Feds Consider Developing New Program to Measure Drivers’ Safety Performance

By Timothy Cama, Staff Reporter

This story appears in the July 15 print edition of Transport Topics.

Federal officials said they are considering developing a program that would use truck drivers’ violation and inspection data to determine whether they are safe and take corrective action against unsafe ones.

In a report to Congress in June, the Federal Motor Carrier Safety Administration did not commit to implementing what it called a “driver safety fitness determination” but said that it would involve a nine-year process of studying, testing and going through the regulatory process before such a program could be launched.

An FMCSA spokeswoman would not say whether the agency planned to move forward with driver fitness ratings.



The fitness determination would be part of FMCSA’s Compliance, Safety, Accountability program, which gathers inspection and violation data on drivers and motor carriers to determine a priority for such efforts as investigations and inspections.

“The FMCSA has considered how it would augment existing driver efforts by developing an enhanced methodology to identify drivers posing the highest safety risk and implementing enforcement processes to address unsafe driver behavior,” the agency said in its report requested by the Senate Appropriations Committee.

FMCSA’s outline of how it would implement the program, if it decided to proceed, includes five years of planning and testing, followed by four years dedicated to the regulatory process.

The ratings would be similar to carrier safety fitness determinations, which could result in a carrier being taken off the road.

FMCSA is limited in the actions it can take to pull individual drivers off the road.
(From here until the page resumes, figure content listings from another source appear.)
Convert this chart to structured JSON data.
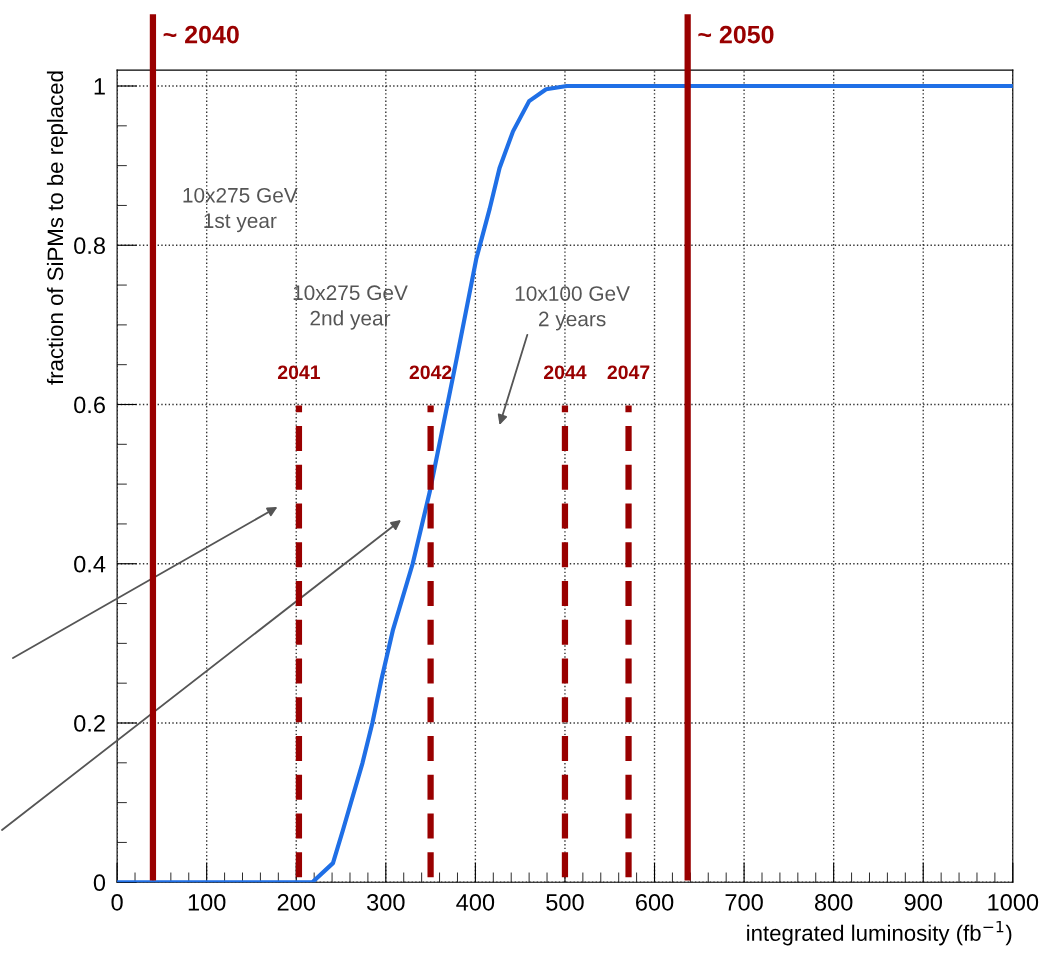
{
  "chart_data": {
    "type": "line",
    "xlabel": "integrated luminosity (fb$^{−1}$)",
    "ylabel": "fraction of SiPMs to be replaced",
    "series": [
      {
        "color": "#1f6fe6",
        "x": [
          0,
          218,
          241,
          252,
          274,
          285,
          295,
          308,
          330,
          349,
          379,
          401,
          416,
          427,
          442,
          460,
          479,
          502,
          1000
        ],
        "values": [
          0,
          0,
          0.024,
          0.065,
          0.15,
          0.2,
          0.254,
          0.317,
          0.4,
          0.49,
          0.657,
          0.783,
          0.846,
          0.897,
          0.943,
          0.981,
          0.996,
          1,
          1
        ]
      }
    ],
    "xlim": [
      0,
      1000
    ],
    "xticks": [
      0,
      100,
      200,
      300,
      400,
      500,
      600,
      700,
      800,
      900,
      1000
    ],
    "ylim": [
      0,
      1.02
    ],
    "yticks": [
      0,
      0.2,
      0.4,
      0.6,
      0.8,
      1
    ],
    "grid": true,
    "marker": "none",
    "line_style": "solid",
    "ref_lines": [
      {
        "axis": "x",
        "value": 40,
        "color": "#990000",
        "line_style": "solid"
      },
      {
        "axis": "x",
        "value": 203,
        "color": "#990000",
        "line_style": "dashed"
      },
      {
        "axis": "x",
        "value": 350,
        "color": "#990000",
        "line_style": "dashed"
      },
      {
        "axis": "x",
        "value": 500,
        "color": "#990000",
        "line_style": "dashed"
      },
      {
        "axis": "x",
        "value": 571,
        "color": "#990000",
        "line_style": "dashed"
      },
      {
        "axis": "x",
        "value": 637,
        "color": "#990000",
        "line_style": "solid"
      }
    ],
    "annotations": [
      "10x275 GeV\n1st year",
      "10x275 GeV\n2nd year",
      "10x100 GeV\n2 years",
      {
        "text": "~ 2040",
        "x": 40,
        "y": 1.02
      },
      {
        "text": "2041",
        "x": 203,
        "y": 0.6
      },
      {
        "text": "2042",
        "x": 350,
        "y": 0.6
      },
      {
        "text": "2044",
        "x": 500,
        "y": 0.6
      },
      {
        "text": "2047",
        "x": 571,
        "y": 0.6
      },
      {
        "text": "~ 2050",
        "x": 637,
        "y": 1.02
      }
    ]
  }
}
It must declare a driver to be an “imminent hazard” to do so, an action it only takes a few times a year.

The federal agency has planned carrier safety fitness determinations as part of CSA. It said it expects to formally propose a rule for carrier fitness determinations in January 2014.

For a driver fitness determination, FMCSA would use CSA data to declare whether a trucker is allowed to drive. The agency could also use the ratings to take other intervention steps to try to correct drivers’ problems, it said.

Currently, fitness determinations can only be made after a carrier is thoroughly investigated.

Rob Abbott, vice president of safety policy for American Trucking Association, agreed with the proposed regulatory approach.

“FMCSA’s perspective has been that by assigning scores to carriers, you hold them accountable, and that by doing so, you drive improvements to safety,” he said. “Intuitively, that same principle would hold true with respect to individual operators.”

Other groups were concerned with FMCSA’s proposal.

“Overall, it is unclear if this is a plan that will have the intended results,” said Norita Taylor, spokeswoman for the Owner-Operator Independent Drivers Association. FMCSA should instead focus on other regulatory efforts, such as requiring minimum training standards for truck drivers, Taylor said.

The Teamsters wants to make sure that FMCSA uses the correct data for its determinations, said Lamont Byrd, director of safety.

“We recognize the need to identify unsafe carriers and unsafe drivers, and have strategies and interventions to either improve their safety performance or remove them out of the industry,” he said. “But we have some concerns on ensuring that the data collected on drivers is accurate, that drivers have an opportunity to correct any errors that may exist in their respective file.”

Byrd said he is confident FMCSA could implement the program if it is properly funded.